Üzüm işleme tesislerinde atık olarak çıkan üzüm kabuğu ve çekirdekleri, Tekirdağ Bağcılık Araştırma Enstitüsü Müdürlüğünce hayata geçirilen proje ile hem ekonomiye geri kazandırılıyor hem de çevreyi kirletmiyor.
Tekirdağ Bağcılık Araştırma Enstitüsü Müdürlüğü Gıda Teknolojileri Bölüm Başkanı Dr. Mehmet Gülcü, yaptığı açıklamada, enstitü olarak üzümle ilgili her konuda çalışma yürüttüklerini söyledi.

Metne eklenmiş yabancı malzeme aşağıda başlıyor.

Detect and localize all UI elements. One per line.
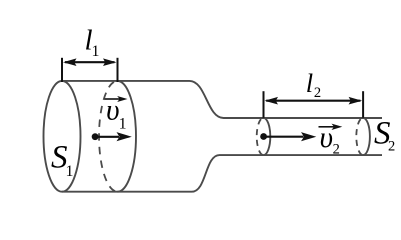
svg-text:2: 2 xyxy=(314,85,321,101)
svg-text:l: l xyxy=(306,68,313,98)
svg-text:2: 2 xyxy=(333,142,340,158)
svg-text:1: 1 xyxy=(66,163,74,180)
svg-text:1: 1 xyxy=(119,116,127,133)
node: cross-section ellipse at l1, dashed back half xyxy=(99,81,117,192)
wire: wide pipe bottom wall with taper into narrow tube bottom wall xyxy=(62,155,382,192)
svg-text:2: 2 xyxy=(388,139,395,155)
wire: velocity vector v2 thick arrow xyxy=(264,132,317,141)
wire: dimension tick left of l1 xyxy=(61,58,63,82)
wire: l1 double-headed dimension arrow xyxy=(63,58,117,66)
label v1 with vector accent arrow xyxy=(105,96,128,102)
node S2: narrow tube exit ellipse, dashed back half xyxy=(356,118,363,155)
wire: dimension tick right of l1 xyxy=(117,58,119,82)
wire: wide pipe top wall with taper into narrow tube top wall xyxy=(62,81,382,118)
wire: dimension tick right of l2 xyxy=(362,91,364,118)
svg-text:υ: υ xyxy=(106,95,120,127)
node: cross-section ellipse at l1, solid front half xyxy=(118,81,136,192)
svg-text:υ: υ xyxy=(320,122,334,154)
node: narrow tube entrance ellipse, solid front half xyxy=(264,118,271,155)
label v2 with vector accent arrow xyxy=(319,124,343,130)
node: narrow tube entrance ellipse, dashed back half xyxy=(257,118,264,155)
svg-text:1: 1 xyxy=(92,43,100,60)
node: flow marker dot in narrow tube xyxy=(260,133,267,140)
node: flow marker dot in wide cylinder xyxy=(92,133,99,140)
wire: dimension tick left of l2 xyxy=(263,91,265,118)
wire: velocity vector v1 thick arrow xyxy=(95,132,132,141)
wire: l2 double-headed dimension arrow xyxy=(265,97,363,105)
node S2: narrow tube exit ellipse, solid front half xyxy=(363,118,370,155)
node S1: left end face ellipse of wide cylinder xyxy=(44,81,81,192)
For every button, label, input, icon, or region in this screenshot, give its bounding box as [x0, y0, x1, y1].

Enstitü bünyesinde faaliyet gösteren Üzüm Ürünleri İşleme Tesisi'nde, üzüm suyu, pekmez, sirke gibi birçok ürün elde ettiklerini anlatan Gülcü, "Bu işlemler esnasında esas ürünlerimizi şişeleyip, ambalajlayıp satışa sunarken hammadde olarak işlediğimiz üzümün presleme sonucunda arta kalan atıklarını değerlendirmek için de çalışmalarımızı sürdürüyoruz." dedi.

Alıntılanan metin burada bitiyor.